A good car should give you confidence to push it harder, rather than intimidate you into holding back  or worrying you with its fragility. After a full day with the Touareg, I came away with a realisation that it was easily capable of dealing with much harsher terrain. Not one grounding out, no scraped bumper, no destroyed tyre – just cool Germanic competence.

2013 Volkswagen Touareg

I really should have known, shouldn’t I? The last Volkswagen we took into the wilderness wasn’t even a truck and it did just fine, so the Touareg could only build on that reputation.

No, it’s not a hardcore offroader that I would recommend taking into the dunes every weekend. Not without changing the bumper for something sturdier, and perhaps more sand-friendly tyres. But it really is genuinely capable and has the hardware to go much further than your stereotypical beach. So if you were looking to buy a Touareg and wander into the wild, well worry not – it’s got your back.

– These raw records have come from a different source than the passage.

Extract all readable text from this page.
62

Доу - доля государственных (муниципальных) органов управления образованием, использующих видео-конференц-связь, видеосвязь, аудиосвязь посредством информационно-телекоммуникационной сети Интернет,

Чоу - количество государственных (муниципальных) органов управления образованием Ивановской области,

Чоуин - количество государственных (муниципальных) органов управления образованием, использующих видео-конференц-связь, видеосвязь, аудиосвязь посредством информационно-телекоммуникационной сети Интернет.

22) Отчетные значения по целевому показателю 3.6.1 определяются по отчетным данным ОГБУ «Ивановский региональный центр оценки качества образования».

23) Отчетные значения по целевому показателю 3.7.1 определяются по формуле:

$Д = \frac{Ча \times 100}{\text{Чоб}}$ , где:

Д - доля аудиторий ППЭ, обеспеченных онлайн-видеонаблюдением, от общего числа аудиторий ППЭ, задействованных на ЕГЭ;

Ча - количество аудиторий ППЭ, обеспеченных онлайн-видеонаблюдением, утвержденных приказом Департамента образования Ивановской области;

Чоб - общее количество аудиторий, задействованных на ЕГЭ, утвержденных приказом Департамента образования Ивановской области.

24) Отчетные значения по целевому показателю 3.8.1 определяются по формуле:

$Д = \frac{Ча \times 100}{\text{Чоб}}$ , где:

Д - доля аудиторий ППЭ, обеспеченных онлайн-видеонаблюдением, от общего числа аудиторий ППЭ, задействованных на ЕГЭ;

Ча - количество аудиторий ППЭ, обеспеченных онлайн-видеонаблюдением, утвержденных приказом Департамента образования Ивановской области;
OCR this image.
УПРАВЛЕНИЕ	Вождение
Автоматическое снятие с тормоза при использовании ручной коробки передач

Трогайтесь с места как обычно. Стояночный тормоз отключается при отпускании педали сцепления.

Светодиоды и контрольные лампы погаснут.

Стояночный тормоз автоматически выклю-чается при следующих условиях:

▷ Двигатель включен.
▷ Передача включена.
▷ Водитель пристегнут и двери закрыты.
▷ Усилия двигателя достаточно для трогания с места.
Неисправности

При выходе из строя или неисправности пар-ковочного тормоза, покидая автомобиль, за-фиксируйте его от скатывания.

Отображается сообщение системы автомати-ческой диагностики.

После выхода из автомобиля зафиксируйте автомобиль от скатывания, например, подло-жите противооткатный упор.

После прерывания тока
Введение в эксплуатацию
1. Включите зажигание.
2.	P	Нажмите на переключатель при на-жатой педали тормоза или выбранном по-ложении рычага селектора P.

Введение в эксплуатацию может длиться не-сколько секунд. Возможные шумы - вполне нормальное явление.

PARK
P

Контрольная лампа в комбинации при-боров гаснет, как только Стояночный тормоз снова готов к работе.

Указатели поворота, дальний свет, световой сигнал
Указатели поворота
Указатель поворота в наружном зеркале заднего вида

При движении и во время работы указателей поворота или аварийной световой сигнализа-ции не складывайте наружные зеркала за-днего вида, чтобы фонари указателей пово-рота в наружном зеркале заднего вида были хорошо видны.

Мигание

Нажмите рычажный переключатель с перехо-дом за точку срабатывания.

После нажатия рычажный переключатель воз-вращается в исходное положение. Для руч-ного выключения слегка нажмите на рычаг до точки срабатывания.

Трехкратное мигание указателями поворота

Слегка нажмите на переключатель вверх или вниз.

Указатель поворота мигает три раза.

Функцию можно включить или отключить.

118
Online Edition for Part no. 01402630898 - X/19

2013 Volkswagen Touareg Offroad
Price: AED170,500
Engine: 3.6-litre V6, 280bhp @ 6200rpm, 266lb ft @ 2500pm
Performance: 0-100kph 8.6s, top speed 229kph, 11.7L/100km
Transmission: Eight-speed auto, four-wheel drive
Weight: 2136kg

4 responses to “Volkswagen Touareg Offroad Review”

  1. UtkManUtd says:

    Half a million+ for a Volkswagen Touareg?! :O
    “Hello? Al Tayer Motors? Yes, I am interesting in owning a new Range Rover ’14…” (If you know what I mean)
    Not saying that Touareg is bad, no way, its a wonderful crossover SUV, but 525k? You’ve gotta be kiddin’ me!

    • admin says:

      [Imthishan] Oops – looks the Quattroporte price made it in there somehow 😉

      Corrected – Offroad prices start at AED170,500.

  2. Ronster says:

    When it was first launched in 04, the Consensus was that the touareg was the best uni body SUV then on off road capability alone. And with a proper bumpers it’s a heck of climber. Though I think that it does the hard surfaces and even mud a lot better than sand. I’d imagine a stretched 7 seater version would be better on sand, but still you’d have the weight issue.

  3. Ironman says:

    Contacted Al Naboodah for this version of the Touareg with the offroad engineering package.. They say its available only on special order??